Студенты дружно заржали. Рауль под шумок долил себе в чашку остатки вина.
— Видите, мы клирики не хуже вас, и в деньгах тоже стеснены, — Аймер досадливым жестом перевернул свою собственную чашу. — Судите сами — даже выпить не на что! У вас вон в кружке что-то звенит, а у меня в кармане вошь с клещом подрались, и тех тутошний злодей хозяин в уплату не возьмет…
Молодой монах отошел бы — но старый с места не двинулся, как-то виновато улыбаясь, заглянул в свою кружку.
— Вот вы бы нам что-нибудь подали ради Христа — а мы бы помолились за ваше здоровье, — продолжал веселиться Аймер, чувствуя себя в центре внимания. — Молиться мы умеем неплохо, особенно действием: поднимаешь чашку — и говоришь, пошли, мол, Господи, здоровья такому-то благодетелю…
— Ежели ради Христа просят, так нельзя не подать, — мирно согласился старик и выудил из кружки круглый серебряный су. — Вот, возьми, возлюбленный сын, и пошли вам с друзьями Бог всемогущий всякой благодати!
Аймер смутился, не сразу нашелся, что ответить.
— Стойте, да ладно вам, братие! — он вертел монету, не зная, что с ней делать. — Не надо нам! Пошутил я…
Но белые монахи уже не слышали их, пробираясь между столиками. Аймер встал было, чтобы их догнать — но смутился еще больше, и так стоял с монетой в руках, глядя вслед старику и юноше, бок о бок уходившим вдаль по улице.
— Полно тебе, садись, — Рауль дергал друга за модный висячий рукав. — Подали — так подали, они сами виноваты, извлечем же свою выгоду, то есть закажем еще винца! И я бы давно не прочь чего-нибудь пожевать под это дело…
— Неловко как-то получилось, — заметил один из друзей. Аймер нарочито рассмеялся, махнул рукой.
— Брось, братец, считай, что Бог нам посылает выпивки, снисходя к нашей клирической нищете. Давайте-ка, ребята, исполним свои посулы и хорошенько помолимся действием за неизвестных благотворителей, да не иссякнет у них дома еда и выпивка, а на лекциях — умные слушатели вроде нас! Помните, как во Всепьянейшей Литургии: Во шкалики шкаликов!
— Опрокинь!
— Пир вам!
— И со духом свиным! — отозвался стройный хор…

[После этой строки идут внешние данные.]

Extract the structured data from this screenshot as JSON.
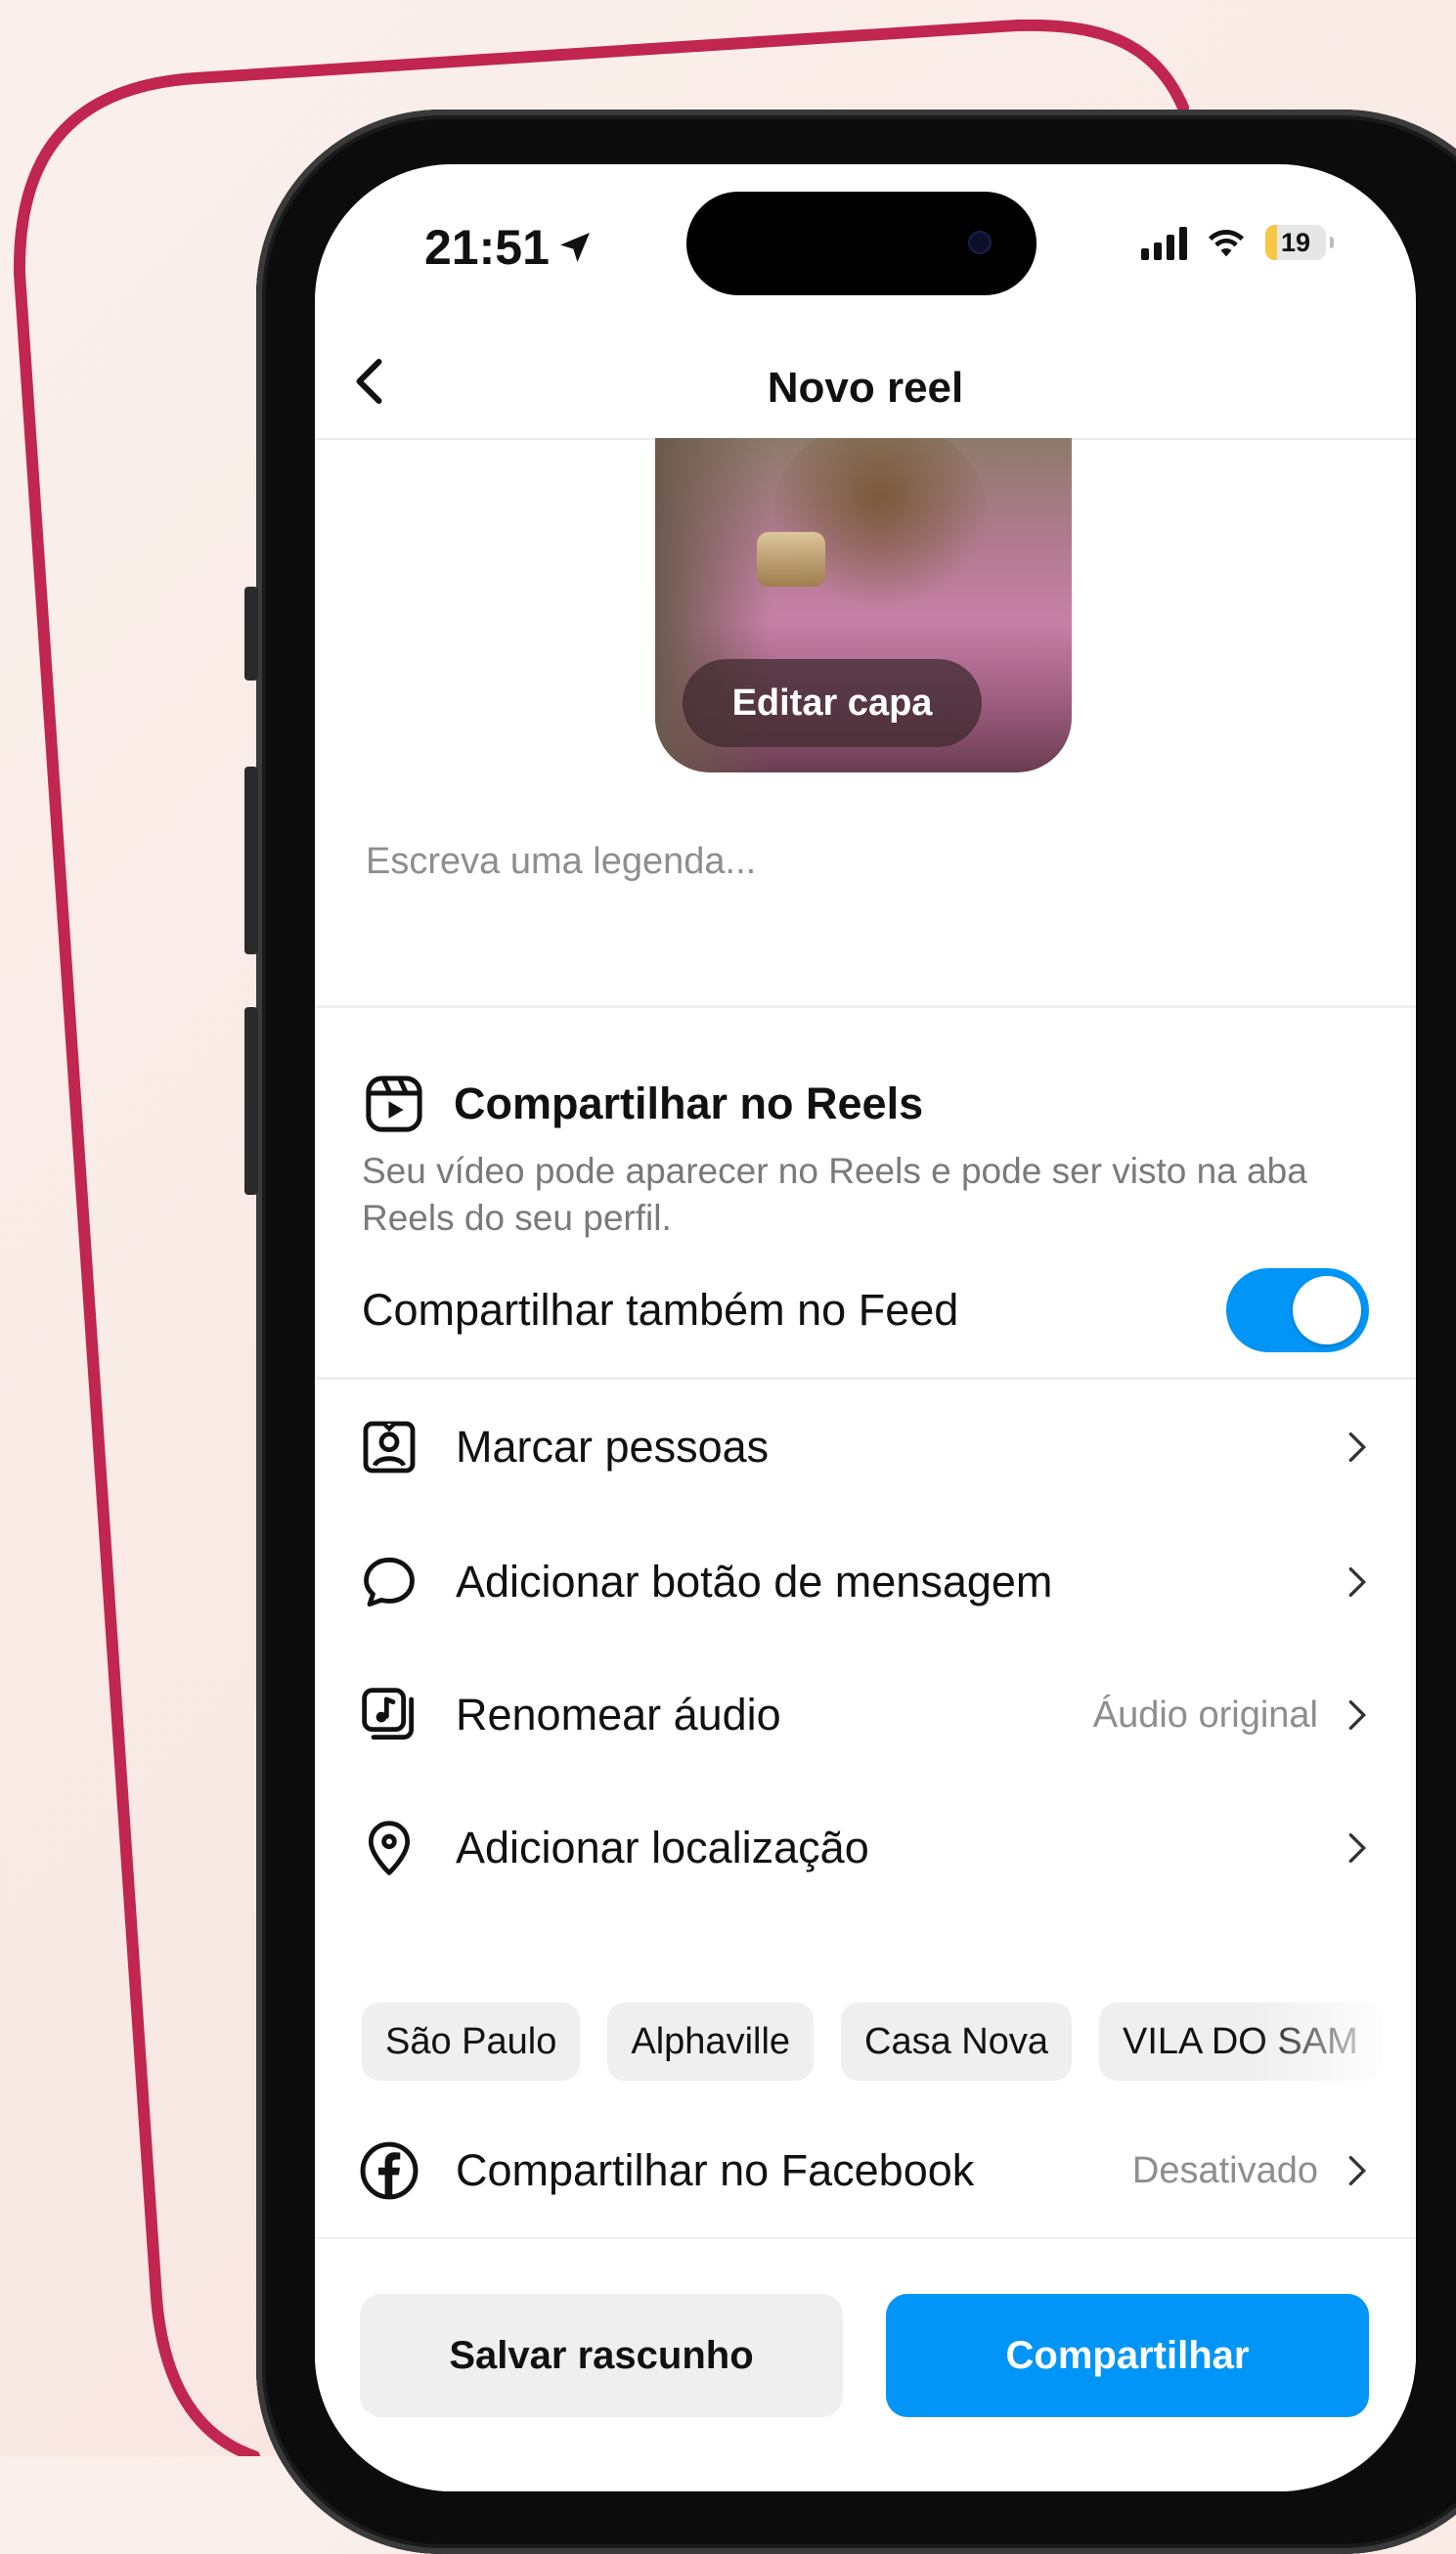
{
  "status_bar": {
    "time": "21:51",
    "battery_level": "19"
  },
  "header": {
    "title": "Novo reel"
  },
  "cover": {
    "edit_label": "Editar capa"
  },
  "caption": {
    "placeholder": "Escreva uma legenda..."
  },
  "reels_section": {
    "title": "Compartilhar no Reels",
    "description": "Seu vídeo pode aparecer no Reels e pode ser visto na aba Reels do seu perfil.",
    "feed_toggle_label": "Compartilhar também no Feed",
    "feed_toggle_on": true
  },
  "menu": [
    {
      "label": "Marcar pessoas",
      "value": "",
      "icon": "tag-people-icon"
    },
    {
      "label": "Adicionar botão de mensagem",
      "value": "",
      "icon": "message-bubble-icon"
    },
    {
      "label": "Renomear áudio",
      "value": "Áudio original",
      "icon": "audio-icon"
    },
    {
      "label": "Adicionar localização",
      "value": "",
      "icon": "location-pin-icon"
    }
  ],
  "location_chips": [
    "São Paulo",
    "Alphaville",
    "Casa Nova",
    "VILA DO SAM"
  ],
  "facebook": {
    "label": "Compartilhar no Facebook",
    "value": "Desativado",
    "icon": "facebook-icon"
  },
  "actions": {
    "draft_label": "Salvar rascunho",
    "share_label": "Compartilhar"
  },
  "colors": {
    "accent": "#0095f6",
    "frame": "#c0264f"
  }
}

Веселье продолжалось по новой, Аймер вроде бы даже подзабыл неловкую историю… Однако на следующий день, и на послеследующий, и к концу недели — чем дальше, тем больше он нежданно для себя мучился совестью. Он и сам не ожидал, что будет так неприятно: казалось бы, пошутил, что тут особенного? Никому же вреда не причинил, греха не было, а добрую шутку Господь ценит… Но Аймер сам себя ловил на том, что вздрагивает, увидев на улице светлую фигуру. В следующее воскресенье до Аймера добрался слуга с деньгами от отца. Сидя по кабакам, Аймер невольно выискивал взглядом — не приближаются ли двое, старый и молодой, оба в белых туниках со скапулирами… Юноша уже решил, что при случае кинет им в кружки каждому по серебряному су, ровно вдвое больше, чем получил от старика: мол, вы мне помогли — а я помогу вам, возвращаю должок, и без обид, добрые братья! Более всего его беспокоило, остро отдаваясь в сердце, воспоминание об улыбке пожилого монаха, о лучах, расходившихся от его рта. Так улыбаются глупому ребенку, яростно думал он, и уже получалось, что он не столько посмеялся над нищенствующими монахами, сколь выставил себя круглым дураком. Да еще и хамом притом. Аймер, скрывая смущение, расспрашивал знакомых о братьях из нового Ордена — и узнал, что они в Ажене появились совсем недавно, у них даже монастыря пока нет. Каноникат им отдал для жизни старую пристройку к своему дому, больше напоминающую сарай. Братьев видели в квартале каменщиков, они там покупали камень для перегородок, известь и паклю для утепления стен; нанять мастеров им не по средствам, вот и будут все делать сами, камней немало перетаскали к себе на носилках. Носилок и то своих нет — заняли у кафедральных каноников. Сперва Аймер удивлялся, почему такого старого человека отправили побираться — разве других не нашлось? Теперь ему становилось понятно: в свободное от учения и молитв время большая часть молодых братьев занималась ремонтом дома, чтобы к зиме сделать его пригодным для жилья.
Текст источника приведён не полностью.